We figured out who belonged with who and she got me set up in my room while she took Mariah across the street to her host family.  Our home is lovely.  The kitchen and a small sitting area are adjacent to the garage on the first floor and the main floor of the home has the family's rooms and bathroom.  My room is actually on the roof and is connected to Michelle's room (Cara's roommate).  She's only here until Sunday but it's been great having her to orient me a little more.  Also, we can have conversations through the partition between our rooms.

That came in handy early this morning, when I heard a couple rounds of fireworks versus some sort of vehicle noise versus gunshots.  I doubted it was the latter but Michelle confirmed through the wooden wall that it was definitely just fireworks, which is very common.

I had my first lesson already yesterday afternoon with Monica, my teacher.  She is truly wonderful - very patient but persistent in speaking almost only Spanish.  I think I learned as much in 5 hours as I did in 2 semesters of medical Spanish at UNC.  We reviewed all the basics and she said repeatedly "no te preocupes" when I did silly things like say Guatemala was in South America.  She is also quite pregnant and is due in early April so we spent awhile talking about her pregnancy and plans for her delivery.  (Mostly I listened and once in awhile inserted a "Si, es normal" or a pearl that I could muster in Spanish like, "Cuando tu eres embarazada, tienes mas sangre en el cuerpo."  I feel fairly pathetic but I'm glad I had the small amount of background that I did.  I will work with her in the afternoons at least through Friday but I might switch teachers next week so I can have my lessons in the morning.  The school organizes various activities in the afternoons, like small hikes, tours, cooking lessons, etc and the afternoon lessons preclude us from going.
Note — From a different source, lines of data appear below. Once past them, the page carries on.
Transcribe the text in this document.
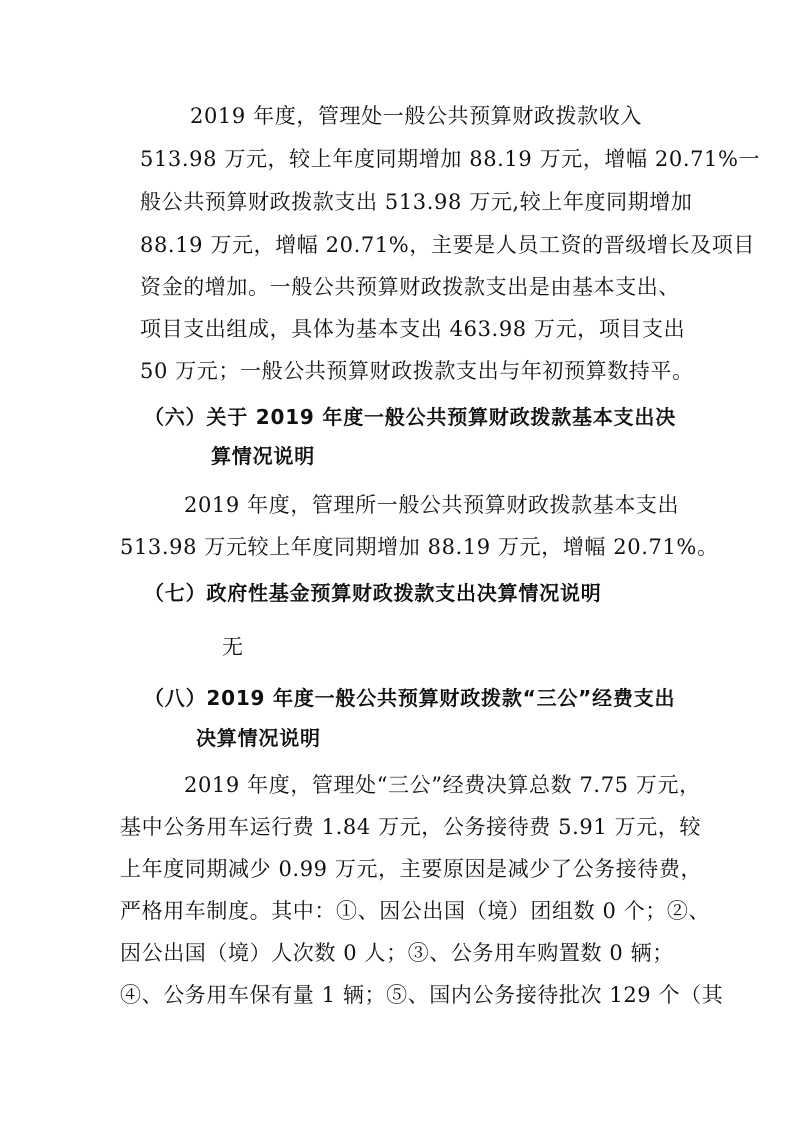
2019 年度，管理处一般公共预算财政拨款收入
513.98 万元，较上年度同期增加 88.19 万元，增幅 20.71%一
般公共预算财政拨款支出 513.98 万元,较上年度同期增加
88.19 万元，增幅 20.71%，主要是人员工资的晋级增长及项目
资金的增加。一般公共预算财政拨款支出是由基本支出、
项目支出组成，具体为基本支出 463.98 万元，项目支出
50 万元；一般公共预算财政拨款支出与年初预算数持平。
（六）关于 2019 年度一般公共预算财政拨款基本支出决
算情况说明
2019 年度，管理所一般公共预算财政拨款基本支出
513.98 万元较上年度同期增加 88.19 万元，增幅 20.71%。
（七）政府性基金预算财政拨款支出决算情况说明
无
（八）2019 年度一般公共预算财政拨款“三公”经费支出
决算情况说明
2019 年度，管理处“三公”经费决算总数 7.75 万元，
基中公务用车运行费 1.84 万元，公务接待费 5.91 万元，较
上年度同期减少 0.99 万元，主要原因是减少了公务接待费，
严格用车制度。其中：①、因公出国（境）团组数 0 个；②、
因公出国（境）人次数 0 人；③、公务用车购置数 0 辆；
④、公务用车保有量 1 辆；⑤、国内公务接待批次 129 个（其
Michelle and I had dinner with Elida, Ricky, and her daughter Alejandra, who is 14.  Alejandra is pretty quiet but Ricky rode around in the living room on a new bicicleta with training wheels while we ate and asked repeatedly to eat the chocolates from the Southern Season gift basket I brought.  The food in general is very carb heavy - spaghetti, tamales, bread, rice, potatos - and I think I'm going to give up on being a vegetarian while I'm here, at least in our home.  I had some meat patties yesterday that tasted good but I have no idea what the meat was.  I decided it was better I don't ask and try everything as long as my GI tract is ok with it.

After dinner, Michelle and I went to an Indian restaurant for another student's birthday.  It was nice to meet some of the other students, most of whom were from UVA med.  We actually had unintentionally segregated into a medical and non-medical side of the table.  On our side it was me, about 5 UVA MS4s, and one 4th year med-peds resident from Vanderbilt.  The other side was much more interesting - a computer engineer, crisis line worker/musician from Portland, one of the teachers from Celas Maya, and a couple others.

Mariah and I have this morning to do some work and errands so our plan is to work at the school, go to the market to get notebooks, snacks, and tuition money, and go for a run.  There's actually a yoga studio nearby as well that I'm going to check out tomorrow!


1 comment:

  1. Wife- If you move to Philly, it will help you very quickly learn to distinguish fireworks from gun fire, particularly if you spend some time around Temple.

    Another plus to ranking Philly first??? Definitely.